Everyone always says, O Iris Murdoch. Brutal, brilliant, irascible Iris Murdoch. She is so blazingly legendary. I watched the movie, "Iris," as I do slavishly watch all movies Kate Winslet graces, and I realized, I am supposed to love her. But I had never read one of her books, though I always meant to. Recently I picked up two Iris Murdoch books -- this one and The Black Prince, from a friend's book trading shelf. I was, I am sorry to confess, underwhelmed. Now I will say that I read it with great interest and at times felt very can't-put-it-down. But it did not delight me.
This book was brilliant realism. It was about a love triangle and some children were involved. One of the characters, Montague Small, was original in my experience -- I have not met a character like him before. There was a lot of anguish, and a depth of experience that was engrossing. I can't say I enjoyed reading the book. Taking a step back from the oppressive entanglements and all the emotions, I realized that the same characters and landscape, in a P.G. Wodehouse novel, would be hilarious. It is, in a way, bizarrely the same universe. P.G. Wodehouse is brutal, but so deeply cheerful. Murdoch's treatment is so close, so smothering, so dark. I was expecting more of the satire, less of the despair.

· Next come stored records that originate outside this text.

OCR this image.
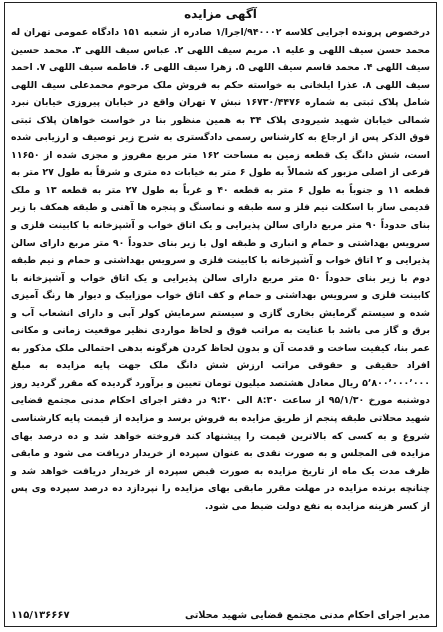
آگهی مزایده

درخصوص پرونده اجرایی کلاسه ۹۴۰۰۰۲/اجرا/۱ صادره از شعبه ۱۵۱ دادگاه عمومی تهران له محمد حسن سیف اللهی و علیه ۱. مریم سیف اللهی ۲. عباس سیف اللهی ۳. محمد حسین سیف اللهی ۴. محمد قاسم سیف اللهی ۵. زهرا سیف اللهی ۶. فاطمه سیف اللهی ۷. احمد سیف اللهی ۸. عذرا ایلخانی به خواسته حکم به فروش ملک مرحوم محمدعلی سیف اللهی شامل پلاک ثبتی به شماره ۱۶۷۳۰/۴۴۷۶ نبش ۷ تهران واقع در خیابان پیروزی خیابان نبرد شمالی خیابان شهید شیرودی پلاک ۳۴ به همین منظور بنا در خواست خواهان پلاک ثبتی فوق الذکر پس از ارجاع به کارشناس رسمی دادگستری به شرح زیر توصیف و ارزیابی شده است، شش دانگ یک قطعه زمین به مساحت ۱۶۲ متر مربع مفروز و مجزی شده از ۱۱۶۵۰ فرعی از اصلی مزبور که شمالاً به طول ۶ متر به خیابات ده متری و شرقاً به طول ۲۷ متر به قطعه ۱۱ و جنوباً به طول ۶ متر به قطعه ۴۰ و غرباً به طول ۲۷ متر به قطعه ۱۳ و ملک قدیمی ساز با اسکلت نیم فلز و سه طبقه و نماسنگ و پنجره ها آهنی و طبقه همکف با زیر بنای حدوداً ۹۰ متر مربع دارای سالن پذیرایی و یک اتاق خواب و آشپزخانه با کابینت فلزی و سرویس بهداشتی و حمام و انباری و طبقه اول با زیر بنای حدوداً ۹۰ متر مربع دارای سالن پذیرایی و ۲ اتاق خواب و آشپزخانه با کابینت فلزی و سرویس بهداشتی و حمام و نیم طبقه دوم با زیر بنای حدوداً ۵۰ متر مربع دارای سالن پذیرایی و یک اتاق خواب و آشپزخانه با کابینت فلزی و سرویس بهداشتی و حمام و کف اتاق خواب موزاییک و دیوار ها رنگ آمیزی شده و سیستم گرمایش بخاری گازی و سیستم سرمایش کولر آبی و دارای انشعاب آب و برق و گاز می باشد با عنایت به مراتب فوق و لحاظ مواردی نظیر موقعیت زمانی و مکانی عمر بنا، کیفیت ساخت و قدمت آن و بدون لحاظ کردن هرگونه بدهی احتمالی ملک مذکور به افراد حقیقی و حقوقی مراتب ارزش شش دانگ ملک جهت پایه مزایده به مبلغ ۵٬۸۰۰٬۰۰۰٬۰۰۰ ریال معادل هشتصد میلیون تومان تعیین و برآورد گردیده که مقرر گردید روز دوشنبه مورخ ۹۵/۱/۳۰ از ساعت ۸:۳۰ الی ۹:۳۰ در دفتر اجرای احکام مدنی مجتمع قضایی شهید محلاتی طبقه پنجم از طریق مزایده به فروش برسد و مزایده از قیمت پایه کارشناسی شروع و به کسی که بالاترین قیمت را پیشنهاد کند فروخته خواهد شد و ده درصد بهای مزایده فی المجلس و به صورت نقدی به عنوان سپرده از خریدار دریافت می شود و مابقی ظرف مدت یک ماه از تاریخ مزایده به صورت قبض سپرده از خریدار دریافت خواهد شد و چنانچه برنده مزایده در مهلت مقرر مابقی بهای مزایده را نپردازد ده درصد سپرده وی پس از کسر هزینه مزایده به نفع دولت ضبط می شود.

مدیر اجرای احکام مدنی مجتمع قضایی شهید محلاتی
۱۱۵/۱۳۶۶۶۷
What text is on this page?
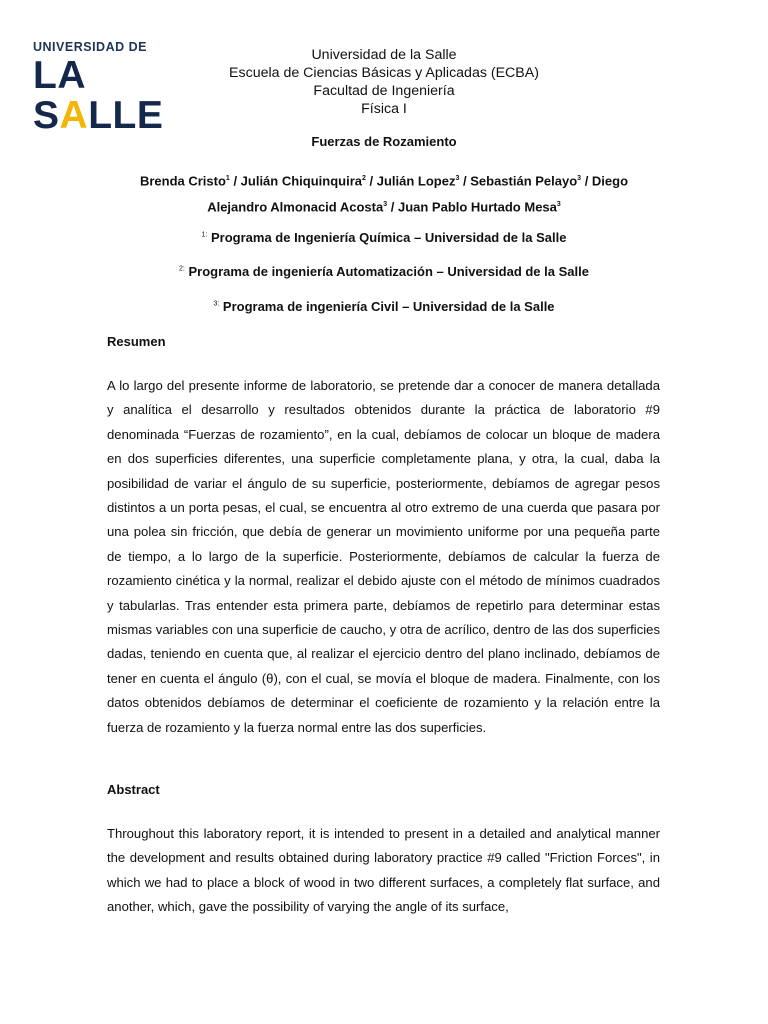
UNIVERSIDAD DE
LA SALLE
Universidad de la Salle
Escuela de Ciencias Básicas y Aplicadas (ECBA)
Facultad de Ingeniería
Física I
Fuerzas de Rozamiento
Brenda Cristo$^1$ / Julián Chiquinquira$^2$ / Julián Lopez$^3$ / Sebastián Pelayo$^3$ / Diego Alejandro Almonacid Acosta$^3$ / Juan Pablo Hurtado Mesa$^3$
$^{1:}$ Programa de Ingeniería Química – Universidad de la Salle
$^{2:}$ Programa de ingeniería Automatización – Universidad de la Salle
$^{3:}$ Programa de ingeniería Civil – Universidad de la Salle
Resumen
A lo largo del presente informe de laboratorio, se pretende dar a conocer de manera detallada y analítica el desarrollo y resultados obtenidos durante la práctica de laboratorio #9 denominada “Fuerzas de rozamiento”, en la cual, debíamos de colocar un bloque de madera en dos superficies diferentes, una superficie completamente plana, y otra, la cual, daba la posibilidad de variar el ángulo de su superficie, posteriormente, debíamos de agregar pesos distintos a un porta pesas, el cual, se encuentra al otro extremo de una cuerda que pasara por una polea sin fricción, que debía de generar un movimiento uniforme por una pequeña parte de tiempo, a lo largo de la superficie. Posteriormente, debíamos de calcular la fuerza de rozamiento cinética y la normal, realizar el debido ajuste con el método de mínimos cuadrados y tabularlas. Tras entender esta primera parte, debíamos de repetirlo para determinar estas mismas variables con una superficie de caucho, y otra de acrílico, dentro de las dos superficies dadas, teniendo en cuenta que, al realizar el ejercicio dentro del plano inclinado, debíamos de tener en cuenta el ángulo (θ), con el cual, se movía el bloque de madera. Finalmente, con los datos obtenidos debíamos de determinar el coeficiente de rozamiento y la relación entre la fuerza de rozamiento y la fuerza normal entre las dos superficies.
Abstract
Throughout this laboratory report, it is intended to present in a detailed and analytical manner the development and results obtained during laboratory practice #9 called "Friction Forces", in which we had to place a block of wood in two different surfaces, a completely flat surface, and another, which, gave the possibility of varying the angle of its surface,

I will move on to The Black Prince -- I've already started it. It's hitting me a little like Humbert McHumbertson, so I dunno if I'm going to get the haw haw haw I'm looking for. Having read such a staggering lot of P.G. Wodehouse, since I was a little kid, and seeing the British upper class skewered in this very la-la pass-the-port way and hasn't everyone got a ridiculous name, it was maybe good for me, or something, to see this grittier and less raucous version of it. I mean, it's probably considered obscene to even compare these two writers, and I'll be met outside by a few stern feminists and beheaded for failing to appreciate Iris Murdoch. I said I would give her another shot. I have the next book in my bag. 'Kay?